Eating disorder strategy to provide ‘hope’

5 minute read


But Medicare disincentives and a focus on weight remain barriers to effective care.


The National Eating Disorder Collaboration has published its strategy to guide the next 10 years of eating disorder prevention and treatment, after a decade spent accumulating evidence and consulting extensively.

“The National Eating Disorders Strategy 2023–2033 encompasses a rich history of perseverance, struggle, and courageous conversations,” said Shannon Calvert, lived experience educator and advisory consultant, in her foreword. Hope resonates throughout this document.”

The collaboration is funded by DoHAC.

Eating disorders – characterised in the strategy as “disturbances in behaviours, thoughts and feeling towards body weight and shape, and/or food and eating” – are a complex and serious group of disorders, including Australia’s most deadly mental health disorder, anorexia.

Although most prominently affecting young people and women, diagnoses are expanding and prevalence is rising globally, now affecting an estimated one million Australians. The cost was estimated at $70 billion in 2012, a number expected to be much higher now.

The “terrific” and “very digestible” – as clunkily described by Health Minister Mark Butler yesterday – strategy aims to reduce prevalence, increase quality of life, and help coordinate evidence-based care in all states/territories through 10 key principles.

“This strategy builds on the Albanese government’s $70 million investment for innovative programs to research and treat mental ill-health and eating disorders,” said Mr Butler.

“The vast bulk of people don’t receive a formal diagnosis, and even those who do are the minority. Maybe only one in five are receiving evidence-based treatment.

“I think this framework sets out all of those challenges in very clear detail, but also with [a] stepped system of care – really breaking this challenge down into a series of steps.”

The principles of the strategy, which focus on care needs and steps for their implementation – not care guidelines – incorporate understanding of lived experience and a focus on prevention and early identification to facilitate evidence-based care and equity of access.

The strategy outlines a “stepped” approach to eating disorder care – a system of hierarchical interventions matched to a person’s needs.

It also lays out an action plan for implementation and a series of minimum standards of care, heavily focused on the role of GPs and other health professionals.

Speaking to The Medical Republic, Dr Mark McGrath, a Brisbane-based GP with extensive national and international certification in eating disorders, said he hoped the strategy would help facilitate two key areas of GP education.

“Firstly, early recognition, diagnosis and treatment really improves prognosis. Particularly if eating disorders are picked up while subclinical … you’re able to subvert an eating disorder developing fully and becoming really ingrained, and treatment can be in a much more effective.”

Dr McGrath also spoke on the potentially detrimental effects that general practice’s focus on weight can have on promoting eating disorders. Dr McGrath said that although always well-meaning, weight loss advice can be “shortsighted”.

Dr McGrath hoped that the strategy would help encourage eating disorder education and that structural changes to Medicare may allow for “financially viable” support for complex needs.

According to Dr McGrath, there is currently a Medicare disincentive to spend time on complex conditions, such as eating disorders, that require longer consults to effectively manage.

“For example, my initial visit with someone presenting with an eating disorder is two hours. And there’s just no way that that I can charge a patient an adequate amount of money to make that financially viable,” he said.

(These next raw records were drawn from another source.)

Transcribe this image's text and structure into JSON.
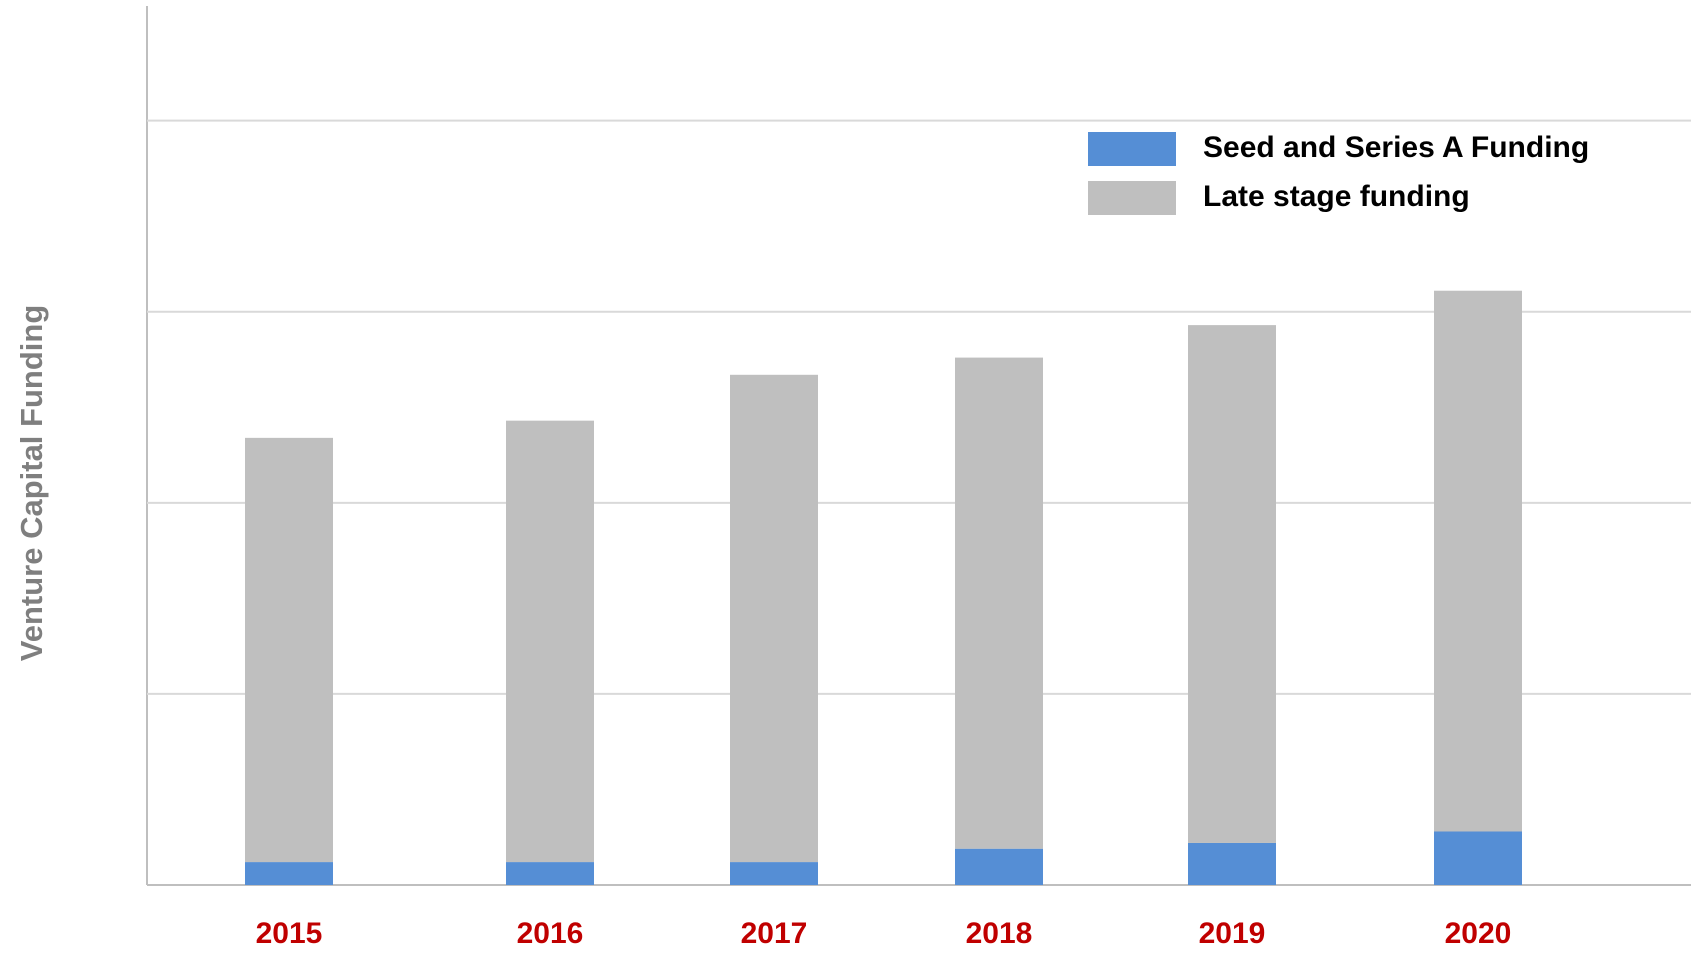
{
  "chart_data": {
    "type": "bar",
    "stacked": true,
    "ylabel": "Venture Capital Funding",
    "categories": [
      "2015",
      "2016",
      "2017",
      "2018",
      "2019",
      "2020"
    ],
    "series": [
      {
        "name": "Seed and Series A Funding",
        "color": "#558ed5",
        "values": [
          0.12,
          0.12,
          0.12,
          0.19,
          0.22,
          0.28
        ]
      },
      {
        "name": "Late stage funding",
        "color": "#bfbfbf",
        "values": [
          2.22,
          2.31,
          2.55,
          2.57,
          2.71,
          2.83
        ]
      }
    ],
    "ylim": [
      0,
      4.6
    ],
    "yticks": [
      0,
      1,
      2,
      3,
      4
    ],
    "grid": true,
    "legend": "upper right"
  }
}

Speaking on the funding of the strategy, Mr Butler acknowledged the unmet demand and necessity of reform.

“The collaboration will be funded to work in primary health network regions – so with primary care providers – to help families navigate what is a very complex system, that’s a challenge that was set out in the strategy,” he said.

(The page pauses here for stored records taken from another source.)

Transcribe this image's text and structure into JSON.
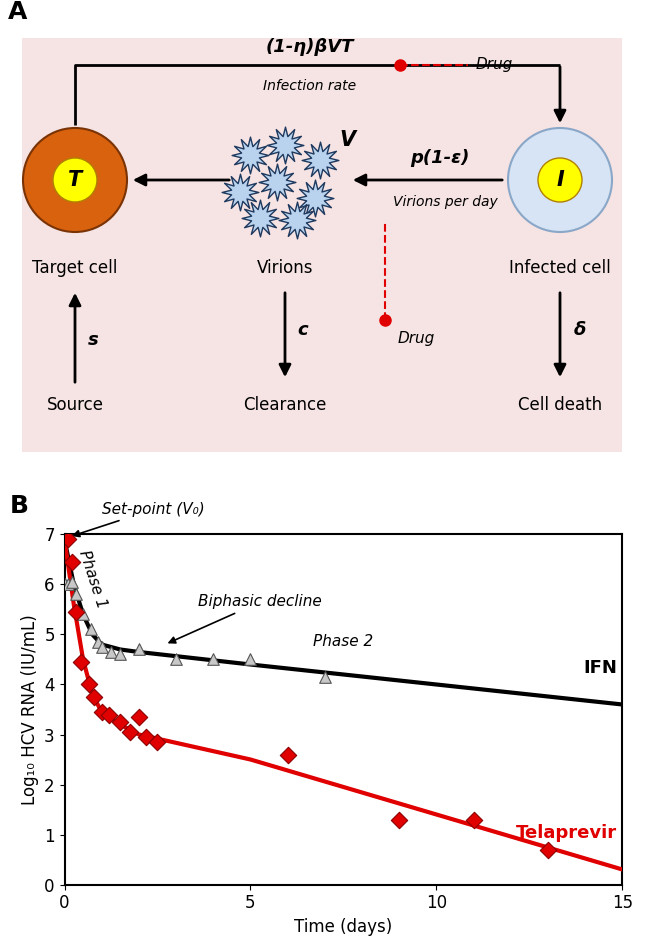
{
  "diagram": {
    "panel_label": "A",
    "nodes": {
      "target": {
        "label": "Target cell",
        "symbol": "T"
      },
      "virions": {
        "label": "Virions",
        "symbol": "V"
      },
      "infected": {
        "label": "Infected cell",
        "symbol": "I"
      },
      "source": {
        "label": "Source"
      },
      "clearance": {
        "label": "Clearance"
      },
      "death": {
        "label": "Cell death"
      }
    },
    "edges": [
      {
        "from": "target",
        "to": "infected",
        "label": "(1-η)βVT",
        "sublabel": "Infection rate",
        "inhibitor": "Drug"
      },
      {
        "from": "infected",
        "to": "virions",
        "label": "p(1-ε)",
        "sublabel": "Virions per day",
        "inhibitor": "Drug"
      },
      {
        "from": "virions",
        "to": "target"
      },
      {
        "from": "source",
        "to": "target",
        "label": "s"
      },
      {
        "from": "virions",
        "to": "clearance",
        "label": "c"
      },
      {
        "from": "infected",
        "to": "death",
        "label": "δ"
      }
    ]
  },
  "chart_data": {
    "type": "line",
    "title": "B",
    "x_label": "Time (days)",
    "y_label": "Log₁₀ HCV RNA (IU/mL)",
    "xlim": [
      0,
      15
    ],
    "xticks": [
      0,
      5,
      10,
      15
    ],
    "ylim": [
      0,
      7
    ],
    "yticks": [
      0,
      1,
      2,
      3,
      4,
      5,
      6,
      7
    ],
    "annotations": [
      "Set-point (V₀)",
      "Phase 1",
      "Biphasic decline",
      "Phase 2"
    ],
    "series": [
      {
        "name": "IFN",
        "type": "scatter",
        "marker": "triangle",
        "color": "#c8c8c8",
        "x": [
          0,
          0.1,
          0.2,
          0.3,
          0.5,
          0.7,
          0.9,
          1.0,
          1.25,
          1.5,
          2,
          3,
          4,
          5,
          7
        ],
        "values": [
          6.0,
          6.0,
          6.05,
          5.8,
          5.4,
          5.1,
          4.85,
          4.75,
          4.65,
          4.6,
          4.7,
          4.5,
          4.5,
          4.5,
          4.15
        ]
      },
      {
        "name": "IFN",
        "type": "line",
        "color": "#000000",
        "x": [
          0,
          0.25,
          0.5,
          0.75,
          1,
          1.5,
          2,
          5,
          10,
          15
        ],
        "values": [
          6.9,
          6.0,
          5.4,
          5.0,
          4.8,
          4.7,
          4.65,
          4.4,
          4.0,
          3.6
        ]
      },
      {
        "name": "Telaprevir",
        "type": "scatter",
        "marker": "diamond",
        "color": "#e00000",
        "x": [
          0.1,
          0.2,
          0.3,
          0.45,
          0.65,
          0.8,
          1.0,
          1.2,
          1.5,
          1.75,
          2.0,
          2.2,
          2.5,
          6,
          9,
          11,
          13
        ],
        "values": [
          6.9,
          6.45,
          5.45,
          4.45,
          4.0,
          3.75,
          3.45,
          3.4,
          3.25,
          3.05,
          3.35,
          2.95,
          2.85,
          2.6,
          1.3,
          1.3,
          0.7
        ]
      },
      {
        "name": "Telaprevir",
        "type": "line",
        "color": "#e00000",
        "x": [
          0,
          0.25,
          0.5,
          0.75,
          1,
          1.5,
          2,
          5,
          10,
          15
        ],
        "values": [
          6.9,
          5.6,
          4.5,
          3.8,
          3.45,
          3.2,
          3.0,
          2.5,
          1.4,
          0.3
        ]
      }
    ]
  }
}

“We’ve built a range of newly funded services, particularly in Medicare. There’s a very substantial entitlement to psychological and dietetic or dietitian support services that [former health minister] Greg Hunt put in place.”

Mr Butler said the government was currently evaluating the Medicare-funded program.

The strategy notes that further research is necessary to understand how the care system must adapt to meet the needs of Indigenous Australians, an area lacking in evidence-based information.

“Until this deeper understanding emerges, the implementation of any standards and actions within the National Strategy must align with principles and practices that drive access to services that are prevention- focused, strengths-based, culturally safe and responsive, equitable and free of racism,” it says.

On the overall principle of the strategy, Mr Butler said reform could not be left up to health professionals and required a cultural shift.

“We know that the causes of eating disorders are complex, they are multi-layered, but in many ways they’re rooted in deep cultures in our community, around body image and a whole range of other things.

“We have to examine ourselves as a community about what it is that is leading particularly young people into these sorts of disorders.”